Amos Jeffries wrote:
On 24/01/11 23:09, Michael Hendrie wrote:
On 24/01/2011, at 8:17 PM, Saiful Alam wrote:
OK I have kept your suggestion in my mind, but right now I'm not in
a position to buy two HDD's. May be I can afford to buy 15 days
later. For the time being, my prime problem is the loading of two
major sites from where my users download mp3. Those are
www.music.com.bd and www.djmaza.com
Seems to load fine for me but that doesn't mean your slow = my fine.
I had issues with some random sites being "slow" with 3.1.10 and
tracked it down to squid trying to get AAAA records for the problem
sites (or objects pulled from other sites). Not sure why this was
occurring as IPv6 is not enabled on the OS. I didn't investigate too
much and just recompiled with --disable-ipv6 as it wasn't needed.
Doing so resolved my slow sites issue.
Seems like you actually had IPv6 partially enabled in the OS, and maybe
a break in DNS or MTU.
When Squid 3.1.10 starts up it probes the OS network capabilities to see
if IPv6 connections can be made. When they are possible it enables
things like AAAA to use those connections. --disable-ipv6 merely sets
the result of that test to always be false.
With a reasonably fast DNS response time (under a half second) AAAA
lookups will not be noticeable.
I am one of those who live in Brazil and most lookups are slow
since the international lines from Brazil to the USA are
not properly sized.
The log of the DNS server shows that the lookup for the A record is
always preceded by the lookup of the AAAA record.
What is the point of doing AAAA record lookups and trying to use the result
and then reverting to A record lookups and succeeding with the connect() ?
It is a lot of overhead for systems connected to slowish WANs and
systems with *many* connections.
The latter category might get a performance increase if Squid
automagically detects that there is no IPv6 router or uses
a new configuration option 'network_has_ipv6_router'.
I did not find options to configure bind/named to ignore AAAA lookups either
so I would love to see Squid have the new option.
With working MTU there will be almost zero lag from opening and
attempting IPv6 connections on an IPv4-only network.
Don't know the reason, but music.com.bd loads very slow.

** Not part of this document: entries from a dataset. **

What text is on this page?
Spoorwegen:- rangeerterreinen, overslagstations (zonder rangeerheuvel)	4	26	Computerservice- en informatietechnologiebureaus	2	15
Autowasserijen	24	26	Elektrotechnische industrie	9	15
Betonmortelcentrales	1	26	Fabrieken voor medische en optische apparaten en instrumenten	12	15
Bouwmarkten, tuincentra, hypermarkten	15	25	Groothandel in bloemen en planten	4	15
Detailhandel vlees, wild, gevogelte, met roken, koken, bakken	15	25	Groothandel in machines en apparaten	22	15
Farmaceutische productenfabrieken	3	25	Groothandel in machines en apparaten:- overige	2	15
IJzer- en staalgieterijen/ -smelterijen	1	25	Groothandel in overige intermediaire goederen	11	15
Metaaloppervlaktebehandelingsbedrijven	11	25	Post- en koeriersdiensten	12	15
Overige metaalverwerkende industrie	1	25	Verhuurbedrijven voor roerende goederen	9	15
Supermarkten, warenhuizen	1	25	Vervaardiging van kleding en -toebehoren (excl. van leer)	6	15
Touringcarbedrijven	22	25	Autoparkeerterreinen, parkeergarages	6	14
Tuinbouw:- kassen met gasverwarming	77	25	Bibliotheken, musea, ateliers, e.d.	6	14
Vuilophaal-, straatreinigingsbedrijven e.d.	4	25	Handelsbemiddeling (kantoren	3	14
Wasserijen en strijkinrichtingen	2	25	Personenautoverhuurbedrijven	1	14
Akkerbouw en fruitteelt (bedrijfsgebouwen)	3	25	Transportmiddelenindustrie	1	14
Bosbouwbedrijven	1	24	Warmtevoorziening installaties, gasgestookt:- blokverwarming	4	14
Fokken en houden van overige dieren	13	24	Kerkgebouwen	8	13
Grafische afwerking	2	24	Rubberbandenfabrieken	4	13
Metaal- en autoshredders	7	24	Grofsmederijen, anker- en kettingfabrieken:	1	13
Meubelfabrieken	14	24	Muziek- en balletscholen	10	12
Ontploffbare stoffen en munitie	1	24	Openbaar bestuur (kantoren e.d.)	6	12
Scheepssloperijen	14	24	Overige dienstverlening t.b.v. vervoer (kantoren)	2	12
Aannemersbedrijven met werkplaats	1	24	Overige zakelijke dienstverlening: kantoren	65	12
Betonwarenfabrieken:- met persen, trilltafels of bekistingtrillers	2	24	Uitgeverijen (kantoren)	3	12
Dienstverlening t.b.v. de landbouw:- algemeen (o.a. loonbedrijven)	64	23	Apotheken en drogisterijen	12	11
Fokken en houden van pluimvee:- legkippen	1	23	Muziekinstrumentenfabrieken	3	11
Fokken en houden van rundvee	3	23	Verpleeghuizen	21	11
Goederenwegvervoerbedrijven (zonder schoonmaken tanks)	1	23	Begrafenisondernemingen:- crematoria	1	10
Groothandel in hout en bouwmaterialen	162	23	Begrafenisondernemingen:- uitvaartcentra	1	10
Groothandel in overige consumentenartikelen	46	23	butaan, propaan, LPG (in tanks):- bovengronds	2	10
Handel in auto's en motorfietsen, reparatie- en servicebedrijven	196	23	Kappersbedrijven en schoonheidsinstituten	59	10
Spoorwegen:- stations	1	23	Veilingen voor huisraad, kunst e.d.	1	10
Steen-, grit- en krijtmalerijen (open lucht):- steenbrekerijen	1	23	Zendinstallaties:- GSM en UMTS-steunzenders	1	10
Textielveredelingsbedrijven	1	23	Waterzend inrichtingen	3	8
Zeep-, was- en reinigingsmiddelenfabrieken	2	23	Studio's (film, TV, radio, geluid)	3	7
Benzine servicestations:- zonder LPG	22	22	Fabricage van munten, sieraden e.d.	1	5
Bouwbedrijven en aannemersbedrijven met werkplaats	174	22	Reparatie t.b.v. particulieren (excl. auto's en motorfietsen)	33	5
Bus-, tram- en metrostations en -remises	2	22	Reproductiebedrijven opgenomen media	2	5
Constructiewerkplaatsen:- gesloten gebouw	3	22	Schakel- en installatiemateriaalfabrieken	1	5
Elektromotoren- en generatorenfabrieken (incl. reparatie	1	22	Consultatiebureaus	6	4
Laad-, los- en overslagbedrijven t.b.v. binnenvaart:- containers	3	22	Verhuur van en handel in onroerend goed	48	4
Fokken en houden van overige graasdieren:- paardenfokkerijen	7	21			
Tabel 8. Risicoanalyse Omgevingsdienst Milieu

And in
firebug i see that the problem persists while loading 3 ads from
ads.clicksor.com and some facebook widgets. Can you please check
There you have the problem by the looks of it.
Ad servers are very bad for being slow. They usually do a lot of
processing or slow operations in the background before replying. Due to
their tracking desires they do not permit proxies to cache and speed up
their results. Some are more noticeable than others.
Facebook is designed in a similar way which also suffers from these
heavy processing delay problems on the APIs. But they do seem to be
emitting useful cache controls on the static bits to avoid that.
You have a choice:
put up with it
or
block those URL from being fetched.
and try to load these two domains if you're running a Squid 3.1.X
version and see if everything is alright from your end.